MVRDV’s West Bund Dream Center transforms a former cement factory

MVRDV is revealing its combined masterplan and architectural designs for a riverside leisure and culture district in Shanghai known as the Gate M West Bund Dream Center. The plan, which is already under construction, will transform a collection of buildings of different styles and time periods, adapting a former industrial zone while making use of the existing structures and thus minimising carbon emissions. With its design concept centred on the movement of people, expressed through a network of bright orange paths, stairs, ramps, and bridges, the design turns this patchwork of disused and incomplete buildings into a cohesive whole, generating a bustling and lively atmosphere on the banks of the Huangpu River.

Located to the south of Shanghai’s city centre, the project continues an expanding string of cultural projects emerging near the river on Shanghai’s West Bund. The site is currently home to two very different sets of buildings: a handful of large industrial structures represent the leftovers of the area’s history as a cement factory, while the in-between space is filled with unfinished constructions from previous renovations.

MVRDV’s masterplan for the site retains all of these existing structures, and takes a light-touch approach to renovating the more recent structures, saving as much of the existing materials as possible and minimising the embodied carbon involved in transforming the site. The older industrial buildings will receive a more bold treatment, highlighting the industrial heritage and distinguishing between old and new. Many of the industrial buildings will become cultural spaces, while hotels, restaurants, cafés, and retail will typically fill the newer structures. Taking inspiration from the site’s history, movement was a key principle of the design – in the past, the area was organised around the movement of raw materials for cement production; in the future, it will enable the free movement of people with just as much efficiency.

The site is organised around key axes that form the primary public areas, with landscape designs provided by James Corner Field Operations. The most important of these axes is a central spine forming the main route from one end of the site to the other. The masterplan’s defining element, however, comes in how it uses different levels, with activated rooftops, a series of elevated terraces by the riverbank, and a network of staircases and elevators creating a three-dimensional promenade that permeates the site with its eye-catching orange colour.

“This project is an excellent demonstration of how the time between a building’s realisation and its renovation seems to get shorter and shorter”, says MVRDV founding partner Jacob van Rijs. “It used to be that we only transformed culturally significant buildings from earlier time periods; here we transform not only 20th century industrial heritage, but even unfinished buildings from recent years. It goes to show how much value every city has in its existing structures that is ripe for designers to unlock.”

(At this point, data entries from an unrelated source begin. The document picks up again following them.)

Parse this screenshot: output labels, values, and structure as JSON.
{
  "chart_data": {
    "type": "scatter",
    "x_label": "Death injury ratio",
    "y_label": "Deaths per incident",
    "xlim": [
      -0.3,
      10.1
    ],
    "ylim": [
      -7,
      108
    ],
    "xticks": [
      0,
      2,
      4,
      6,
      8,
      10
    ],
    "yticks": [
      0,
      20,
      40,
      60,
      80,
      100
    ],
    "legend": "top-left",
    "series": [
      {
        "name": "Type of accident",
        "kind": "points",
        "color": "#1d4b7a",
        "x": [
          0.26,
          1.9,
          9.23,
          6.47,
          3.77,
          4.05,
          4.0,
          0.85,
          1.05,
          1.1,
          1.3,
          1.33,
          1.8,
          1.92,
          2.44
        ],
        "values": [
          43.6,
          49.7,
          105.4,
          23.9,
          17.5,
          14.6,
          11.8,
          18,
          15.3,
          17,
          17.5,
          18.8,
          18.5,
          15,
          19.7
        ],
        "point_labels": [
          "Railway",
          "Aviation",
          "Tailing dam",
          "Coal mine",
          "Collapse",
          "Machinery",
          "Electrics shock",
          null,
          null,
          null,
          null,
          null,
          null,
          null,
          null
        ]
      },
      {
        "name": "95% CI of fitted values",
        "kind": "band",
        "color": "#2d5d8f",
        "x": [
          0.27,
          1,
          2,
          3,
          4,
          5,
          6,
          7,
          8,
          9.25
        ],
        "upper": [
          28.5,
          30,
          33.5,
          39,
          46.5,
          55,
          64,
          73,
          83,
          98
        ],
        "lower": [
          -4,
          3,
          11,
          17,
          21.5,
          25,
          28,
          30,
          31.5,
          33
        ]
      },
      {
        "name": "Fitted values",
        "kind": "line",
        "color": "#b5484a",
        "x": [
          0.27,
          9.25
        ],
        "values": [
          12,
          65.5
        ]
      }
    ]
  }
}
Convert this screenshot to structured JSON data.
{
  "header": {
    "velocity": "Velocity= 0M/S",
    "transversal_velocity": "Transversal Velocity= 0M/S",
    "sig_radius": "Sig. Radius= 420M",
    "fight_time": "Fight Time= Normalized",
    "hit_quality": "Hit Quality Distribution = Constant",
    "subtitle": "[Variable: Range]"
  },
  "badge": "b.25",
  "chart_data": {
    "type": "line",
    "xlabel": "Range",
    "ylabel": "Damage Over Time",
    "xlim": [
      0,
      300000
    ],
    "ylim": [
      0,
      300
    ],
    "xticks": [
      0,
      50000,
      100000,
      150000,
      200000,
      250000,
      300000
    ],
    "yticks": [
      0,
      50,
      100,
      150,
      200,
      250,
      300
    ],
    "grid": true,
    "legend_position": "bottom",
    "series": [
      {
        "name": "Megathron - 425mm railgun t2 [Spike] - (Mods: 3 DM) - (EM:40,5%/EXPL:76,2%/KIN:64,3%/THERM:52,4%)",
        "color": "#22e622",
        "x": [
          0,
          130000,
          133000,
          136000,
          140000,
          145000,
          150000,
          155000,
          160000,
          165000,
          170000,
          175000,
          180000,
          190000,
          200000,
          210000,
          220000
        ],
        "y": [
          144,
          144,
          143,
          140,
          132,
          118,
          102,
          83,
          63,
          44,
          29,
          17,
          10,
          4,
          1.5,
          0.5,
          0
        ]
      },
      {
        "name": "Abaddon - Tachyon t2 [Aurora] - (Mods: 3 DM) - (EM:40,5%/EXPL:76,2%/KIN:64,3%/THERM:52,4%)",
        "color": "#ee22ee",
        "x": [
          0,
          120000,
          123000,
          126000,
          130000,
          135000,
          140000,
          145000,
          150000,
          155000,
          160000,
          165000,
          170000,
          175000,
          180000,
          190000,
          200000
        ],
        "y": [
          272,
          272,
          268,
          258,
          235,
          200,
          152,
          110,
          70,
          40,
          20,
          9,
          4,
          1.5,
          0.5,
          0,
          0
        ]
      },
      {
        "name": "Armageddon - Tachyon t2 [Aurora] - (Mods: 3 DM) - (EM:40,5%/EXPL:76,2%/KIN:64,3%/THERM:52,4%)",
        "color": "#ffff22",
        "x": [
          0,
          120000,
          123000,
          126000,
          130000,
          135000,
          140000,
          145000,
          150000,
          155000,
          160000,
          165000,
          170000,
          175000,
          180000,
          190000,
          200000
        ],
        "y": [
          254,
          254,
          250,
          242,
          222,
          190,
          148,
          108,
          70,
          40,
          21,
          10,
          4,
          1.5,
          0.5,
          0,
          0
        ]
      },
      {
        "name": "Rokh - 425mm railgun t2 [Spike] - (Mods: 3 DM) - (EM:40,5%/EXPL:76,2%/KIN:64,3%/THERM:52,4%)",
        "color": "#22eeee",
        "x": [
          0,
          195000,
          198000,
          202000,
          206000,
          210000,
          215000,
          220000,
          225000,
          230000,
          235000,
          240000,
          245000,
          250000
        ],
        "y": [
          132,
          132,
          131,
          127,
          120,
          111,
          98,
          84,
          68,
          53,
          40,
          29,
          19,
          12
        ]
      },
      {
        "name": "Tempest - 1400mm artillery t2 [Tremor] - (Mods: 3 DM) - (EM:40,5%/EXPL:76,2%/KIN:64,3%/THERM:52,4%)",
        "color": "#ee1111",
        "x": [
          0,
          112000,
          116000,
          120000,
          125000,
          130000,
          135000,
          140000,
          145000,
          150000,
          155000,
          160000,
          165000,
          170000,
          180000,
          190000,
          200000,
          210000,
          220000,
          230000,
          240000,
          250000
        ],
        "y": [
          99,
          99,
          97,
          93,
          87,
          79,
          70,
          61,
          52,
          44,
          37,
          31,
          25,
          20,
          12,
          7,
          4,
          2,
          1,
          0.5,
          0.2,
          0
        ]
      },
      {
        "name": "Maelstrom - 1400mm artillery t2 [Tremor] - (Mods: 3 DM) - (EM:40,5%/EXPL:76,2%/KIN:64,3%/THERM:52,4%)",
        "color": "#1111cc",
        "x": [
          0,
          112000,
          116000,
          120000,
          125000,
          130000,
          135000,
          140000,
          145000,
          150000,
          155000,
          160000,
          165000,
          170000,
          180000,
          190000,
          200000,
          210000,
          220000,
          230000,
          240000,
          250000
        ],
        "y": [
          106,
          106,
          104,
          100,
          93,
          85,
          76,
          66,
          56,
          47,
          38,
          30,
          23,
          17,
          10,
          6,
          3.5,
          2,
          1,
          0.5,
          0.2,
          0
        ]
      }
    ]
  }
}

Within the masterplan, Schmidt Hammer Lassen Architects and Shanghai-based architects Atelier Deshaus will provide the architectural design for buildings in the northern half of the site. MVRDV will design the buildings in the southern half of the site – including the district’s central structure, a former warehouse that will become known as The Dream Center Hall.

Before its transformation, this building was an imposing yet skeletal structure, comprising little more than two walls of concrete frames and an expansive steel-truss roof. Using minimalistic glass infill to highlight the rough, raw original structure, MVRDV’s design transforms the building into a combined leisure and culture destination hosts retail, cafés, and restaurants on the lower floors, and a large exhibition and event space on the top floor to take advantage of the voluminous, column-free space. On a mezzanine level above this, facing the river, a restaurant with an external terrace takes advantage of the views of the city.

The lobby of The Dream Center Hall forms a part of the masterplan’s central spine, cutting through the building from one side to the other. In addition to the internal staircases, one of the design’s most striking features is the external staircase, finished in orange cladding and orange-tinted glass, which rises along one side of the building. Created by adapting an existing conveyor belt structure, this external staircase connects with the masterplan’s three-dimensional promenade, and includes platforms with space for seating, pop-up exhibitions and stores, and in one landing space, a café.